• Simonde de Beauvoir, Mémoires d'une jeune fille rangée

    beauvoir1jpgsmall.jpgIl y a un intérêt tout particulier aux œuvres où un écrivain se penche sur son passé et essaie de comprendre ce qu'il était, comment il a évolué, et d'où vient sa pulsion pour l'écriture. Qu'est-ce qui fait en effet que Simone de Beauvoir, issue d'une famille bourgeoise catholique, devienne l'écrivain et la féministe qu'on connaît et ne connaisse pas le destin de son amie Zaza, soumise à sa famille, et à des devoirs infinis, qu'on destine à un mariage arrangé et qui finit par mourir, épuisée par un combat pour une mince liberté, choisir l'homme qu'elle épousera?

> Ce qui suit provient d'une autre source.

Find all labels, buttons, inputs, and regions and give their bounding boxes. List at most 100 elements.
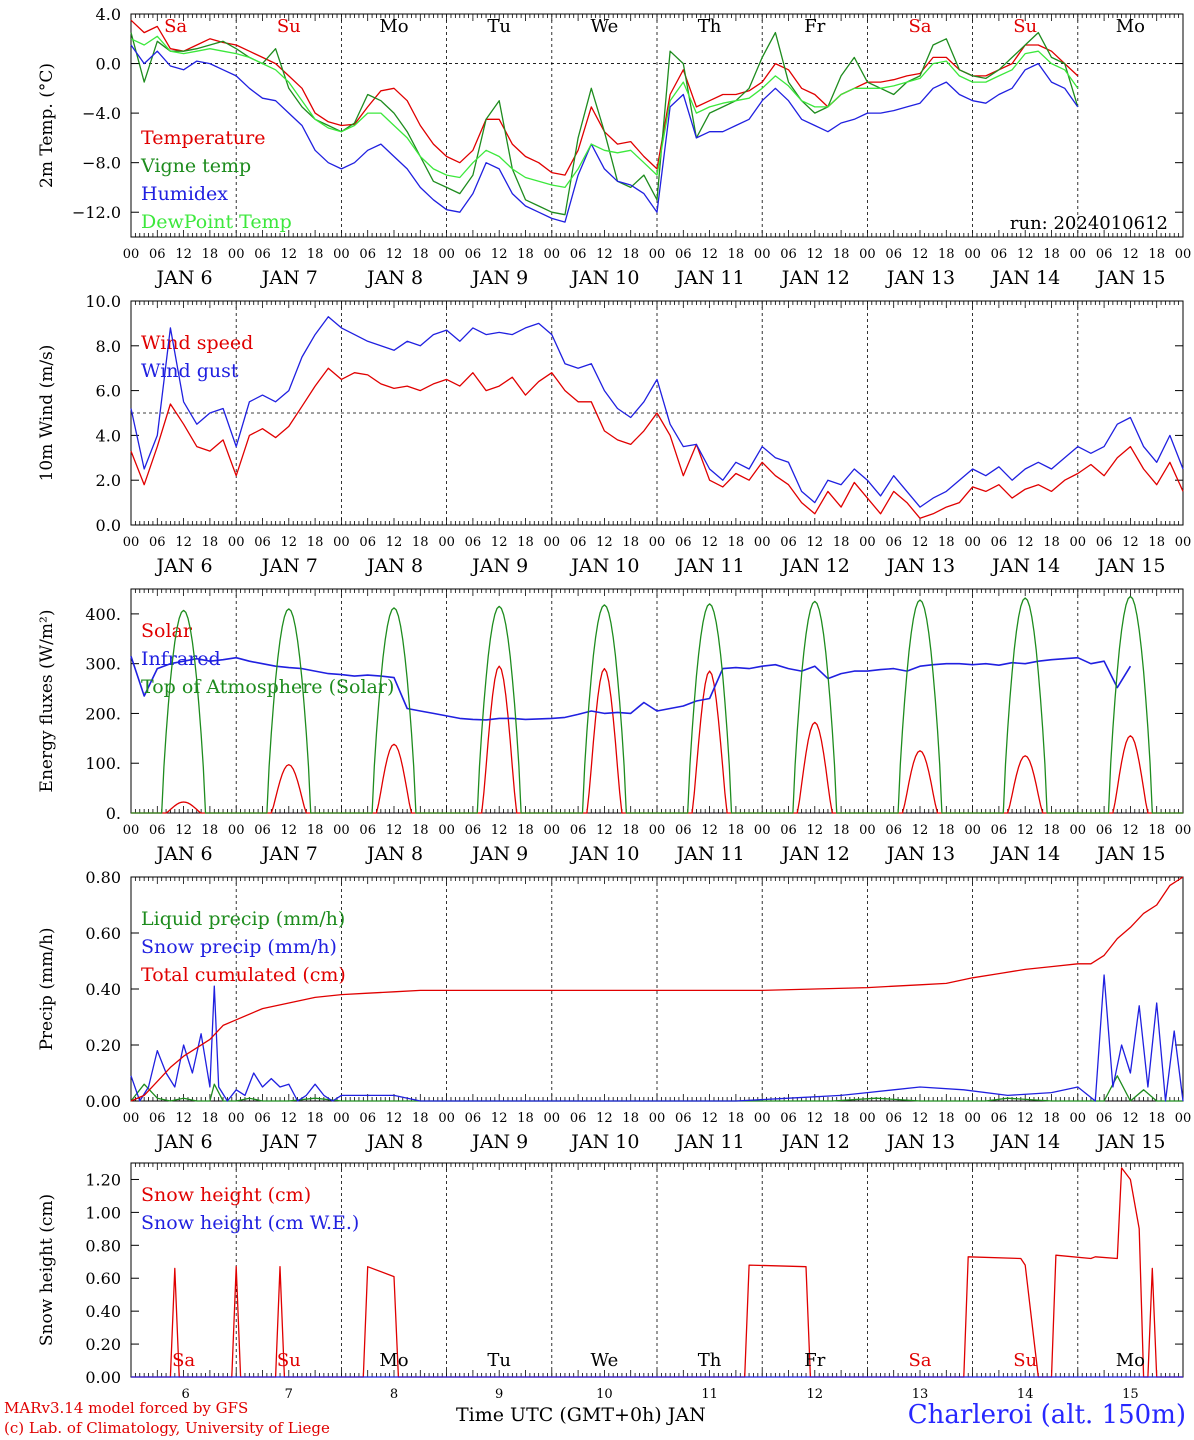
panel2-y-axis-label: 10m Wind (m/s) xyxy=(37,345,57,482)
panel4-hour-label: 06 xyxy=(675,1111,692,1126)
panel3-hour-label: 12 xyxy=(701,823,718,838)
panel2-series-wind-speed xyxy=(130,367,1184,519)
panel1-weekday-label: Su xyxy=(1013,16,1037,37)
panel4-hour-label: 06 xyxy=(359,1111,376,1126)
panel5-weekday-label: Th xyxy=(698,1350,722,1371)
panel5-weekday-label: We xyxy=(591,1350,619,1371)
panel2-hour-label: 12 xyxy=(1017,535,1034,550)
panel1-date-label: JAN 11 xyxy=(675,267,745,289)
panel2-hour-label: 18 xyxy=(517,535,534,550)
panel3-date-label: JAN 7 xyxy=(260,843,318,865)
panel4-hour-label: 00 xyxy=(1175,1111,1192,1126)
panel2-hour-label: 12 xyxy=(491,535,508,550)
panel1-date-label: JAN 9 xyxy=(470,267,528,289)
panel5-weekday-label: Sa xyxy=(908,1350,931,1371)
panel3-hour-label: 00 xyxy=(1070,823,1087,838)
panel2-hour-label: 12 xyxy=(596,535,613,550)
panel2-hour-label: 12 xyxy=(912,535,929,550)
panel4-hour-label: 18 xyxy=(307,1111,324,1126)
panel4-hour-label: 00 xyxy=(228,1111,245,1126)
panel1-legend-entry: Vigne temp xyxy=(140,155,251,177)
panel1-hour-label: 12 xyxy=(912,247,929,262)
panel1-hour-label: 12 xyxy=(281,247,298,262)
panel4-hour-label: 06 xyxy=(780,1111,797,1126)
panel4-hour-label: 00 xyxy=(544,1111,561,1126)
panel2-hour-label: 06 xyxy=(991,535,1008,550)
panel1-hour-label: 06 xyxy=(675,247,692,262)
panel4-y-tick-label: 0.00 xyxy=(85,1092,121,1111)
panel2-y-tick-label: 8.0 xyxy=(96,337,121,356)
panel4-series-snow-precip-mm-h- xyxy=(130,974,1184,1102)
panel3-hour-label: 12 xyxy=(1017,823,1034,838)
panel1-y-tick-label: −12.0 xyxy=(72,203,121,222)
panel3-date-label: JAN 8 xyxy=(365,843,423,865)
panel2-legend-entry: Wind gust xyxy=(141,360,239,382)
run-label: run: 2024010612 xyxy=(1010,213,1168,234)
panel2-hour-label: 00 xyxy=(649,535,666,550)
panel3-hour-label: 06 xyxy=(570,823,587,838)
panel4-hour-label: 12 xyxy=(596,1111,613,1126)
panel3-hour-label: 18 xyxy=(202,823,219,838)
panel3-hour-label: 06 xyxy=(991,823,1008,838)
panel3-series-infrared xyxy=(130,655,1132,721)
panel1-hour-label: 12 xyxy=(386,247,403,262)
panel4-hour-label: 12 xyxy=(1017,1111,1034,1126)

    C'est que Simone de Beauvoir a reçu des fées quelques dons qui l'ont aidée à se faire. Un caractère d'abord. C'est une bûcheuse, bête à concours, désirant les succès scolaires et les prix, toute tournée vers l'étude.
    Et puis la déveine sociale de sa famille se tourne en chance pour elle: le père s'appauvrit, déchoit, et les filles n'ont pas assez de dot pour qu'on les épouse, sont obligées de travailler,ce qui conduit Simone choisir une carrière d'enseignante, à étudier la philosophie, à s'ouvrir aux idées, aux débats, à se libérer l'esprit des clichés de son milieu.
    Cette situation sociale engendre des frustrations utiles à un futur écrivain. On écrit contre le monde, parce qu'on n'a pas assez de satisfaction, d'insertion, parce qu'il y a des manques.
    La dernière aubaine de Simone, et la plus grande peut-être, ce sont les rencontres qu'elle fait. Des camarades, des amies, des garçons qui lui apportent ou lui refusent juste assez de choses pour la pousser vers l'avant, jusqu'à cette rencontre capitale avec Sartre, qu'elle raconte à la fin de ces Mémoires, et dont elle sait presque aussitôt que c'est la chance de sa vie. Sartre est quelqu'un qui pense tout le temps, qui a un système original, personnel, avec qui elle se sent de grandes affinités, qui comme elle veut écrire.
    Très finement analysées, les circonstances de cette existence qui mène vers l'écriture sont en quelque sorte le pendant de Saint Genet comédien et martyr que Sartre a consacré à jean Genet, et qui vise à décortiquer une existence et à en montrer le sens et les conséquences. Avec, ici comme là, une fois que tout est expliqué, éclairé, un reste pourtant de mystère, une ombre que la lumière de l'intelligence ne réussit pas à éclairer. On peut décortiquer les causes et les effets dans une vie, il est plus difficile d'en déterminer la part de la liberté, de l'aléatoire, et c'est aussi son intérêt et sa beauté.